Biggest weekly slump
Last week was rough for precious metals and prices shredded the numbers. Gold, silver, platinum, and palladium all fell. Gold had the biggest weekly fall in about three years. Hawkish comments from many Fed officials ignited concerns about a sooner-than-expected interest rate rise. With the fall in the price, the open interest in gold also fell substantially.
The FOMC members’ speech on Friday was the critical factor that impacted these metals. Cleveland Fed President Loretta Mester mentioned that the increasing rates remain strong even after the US Department of Labor published a weaker-than-expected US payrolls report. Gold fell to the lowest level since Friday, but rebounded after that. Also, Fed Bank of Richmond President Jeffrey Lacker and Chicago Fed President Charles Evans made hawkish comments over the past week. Their comments signaled that higher rates are probably on the way.
Precious metals get weak due to the rise in rates offered on Treasuries. The comparative performance of gold and the two and ten-year interest rate offered on Treasuries is shown in the above chart.

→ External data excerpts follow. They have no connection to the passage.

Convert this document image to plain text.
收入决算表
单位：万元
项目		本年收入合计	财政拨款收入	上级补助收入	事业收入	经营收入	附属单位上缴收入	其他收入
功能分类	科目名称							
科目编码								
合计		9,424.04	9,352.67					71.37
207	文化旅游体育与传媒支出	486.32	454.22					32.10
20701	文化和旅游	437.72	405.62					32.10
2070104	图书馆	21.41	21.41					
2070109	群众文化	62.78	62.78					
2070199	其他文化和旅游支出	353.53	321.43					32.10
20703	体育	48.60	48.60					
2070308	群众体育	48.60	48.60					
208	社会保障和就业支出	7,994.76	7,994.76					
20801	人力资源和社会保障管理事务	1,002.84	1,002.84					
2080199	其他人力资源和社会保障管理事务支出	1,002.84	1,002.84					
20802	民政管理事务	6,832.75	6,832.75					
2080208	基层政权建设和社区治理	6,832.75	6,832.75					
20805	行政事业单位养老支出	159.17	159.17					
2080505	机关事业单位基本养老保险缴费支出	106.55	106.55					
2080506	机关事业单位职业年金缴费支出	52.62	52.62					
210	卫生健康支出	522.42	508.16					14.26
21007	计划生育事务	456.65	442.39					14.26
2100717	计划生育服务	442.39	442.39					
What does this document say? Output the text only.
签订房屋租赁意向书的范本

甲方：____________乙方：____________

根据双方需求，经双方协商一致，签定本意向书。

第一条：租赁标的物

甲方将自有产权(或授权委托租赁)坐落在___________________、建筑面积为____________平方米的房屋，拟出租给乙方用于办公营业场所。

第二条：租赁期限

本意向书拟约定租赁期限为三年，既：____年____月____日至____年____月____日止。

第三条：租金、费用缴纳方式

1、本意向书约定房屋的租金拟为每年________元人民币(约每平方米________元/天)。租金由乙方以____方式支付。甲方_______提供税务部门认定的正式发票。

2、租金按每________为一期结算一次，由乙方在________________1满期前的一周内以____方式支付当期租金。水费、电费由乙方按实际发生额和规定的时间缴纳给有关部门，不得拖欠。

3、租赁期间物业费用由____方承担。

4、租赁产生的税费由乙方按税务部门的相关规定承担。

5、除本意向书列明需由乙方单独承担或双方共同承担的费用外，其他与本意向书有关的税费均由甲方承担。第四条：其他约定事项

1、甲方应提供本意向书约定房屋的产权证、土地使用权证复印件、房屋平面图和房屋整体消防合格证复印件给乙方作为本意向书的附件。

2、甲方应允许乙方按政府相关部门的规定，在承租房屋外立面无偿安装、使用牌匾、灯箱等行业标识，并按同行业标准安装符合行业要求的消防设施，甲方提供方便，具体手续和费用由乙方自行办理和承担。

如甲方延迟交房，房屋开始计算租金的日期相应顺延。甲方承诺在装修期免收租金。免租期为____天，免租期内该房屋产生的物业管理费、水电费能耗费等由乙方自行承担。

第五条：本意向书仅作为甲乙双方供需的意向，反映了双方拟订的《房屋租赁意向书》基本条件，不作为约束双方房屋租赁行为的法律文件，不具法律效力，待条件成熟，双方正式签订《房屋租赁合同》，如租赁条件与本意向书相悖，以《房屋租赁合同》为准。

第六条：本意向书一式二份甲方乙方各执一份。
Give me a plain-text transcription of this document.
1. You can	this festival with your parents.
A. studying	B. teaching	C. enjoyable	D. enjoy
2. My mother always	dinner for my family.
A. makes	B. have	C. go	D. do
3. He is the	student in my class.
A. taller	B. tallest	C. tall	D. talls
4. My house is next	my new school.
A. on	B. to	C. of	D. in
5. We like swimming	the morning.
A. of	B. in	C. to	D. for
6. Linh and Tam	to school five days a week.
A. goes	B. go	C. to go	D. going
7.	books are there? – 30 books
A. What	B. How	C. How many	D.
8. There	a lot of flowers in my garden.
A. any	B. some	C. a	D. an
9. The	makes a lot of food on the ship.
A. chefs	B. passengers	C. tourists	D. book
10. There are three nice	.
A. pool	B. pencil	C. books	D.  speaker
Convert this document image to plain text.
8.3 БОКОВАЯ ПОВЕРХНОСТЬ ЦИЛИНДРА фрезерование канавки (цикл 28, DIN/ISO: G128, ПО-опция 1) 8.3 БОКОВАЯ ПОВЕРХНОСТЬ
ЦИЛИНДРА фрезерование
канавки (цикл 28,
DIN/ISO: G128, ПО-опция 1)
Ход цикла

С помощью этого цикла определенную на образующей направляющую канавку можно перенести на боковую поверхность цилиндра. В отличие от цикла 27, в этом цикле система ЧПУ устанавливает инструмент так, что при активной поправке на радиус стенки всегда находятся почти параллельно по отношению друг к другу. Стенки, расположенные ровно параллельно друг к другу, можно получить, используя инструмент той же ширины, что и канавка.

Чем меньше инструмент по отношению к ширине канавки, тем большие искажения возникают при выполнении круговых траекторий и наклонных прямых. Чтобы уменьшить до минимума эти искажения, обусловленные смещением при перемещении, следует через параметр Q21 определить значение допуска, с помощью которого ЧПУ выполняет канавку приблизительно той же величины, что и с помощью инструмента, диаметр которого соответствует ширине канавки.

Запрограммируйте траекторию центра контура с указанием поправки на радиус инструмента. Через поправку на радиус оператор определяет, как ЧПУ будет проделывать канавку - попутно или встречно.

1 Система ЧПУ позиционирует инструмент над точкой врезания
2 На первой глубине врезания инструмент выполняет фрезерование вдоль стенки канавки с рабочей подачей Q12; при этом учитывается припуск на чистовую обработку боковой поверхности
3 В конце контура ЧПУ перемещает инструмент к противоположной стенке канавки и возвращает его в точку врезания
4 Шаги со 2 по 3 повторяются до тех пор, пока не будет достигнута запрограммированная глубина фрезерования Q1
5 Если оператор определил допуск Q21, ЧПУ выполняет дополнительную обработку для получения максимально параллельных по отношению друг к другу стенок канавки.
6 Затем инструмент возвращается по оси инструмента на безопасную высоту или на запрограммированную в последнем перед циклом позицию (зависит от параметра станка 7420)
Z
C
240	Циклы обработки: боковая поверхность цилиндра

Funds and miners plummeted
Precious metals are non-yield bearing assets are impacted negatively by the rise in the yield. Precious metal funds like the PowerShares DB Gold Fund (DGL) and the Physical Swiss Gold Shares (SGOL) also suffered during the past week. They each fell 4.1% on a five-day trailing basis. The mining shares that have been the biggest losers over the past few days include Sibanye Gold (SBGL), Gold Fields (GFI), Agnico-Eagle Mines (AEM), and Silver Wheaton (SLW). These four companies rose 18.1%, 11.9%, 14.8%, and 13%, respectively. Together, these four miners contribute about 15.9% to the fluctuations in the VanEck Vectors Gold Miners Fund (GDX).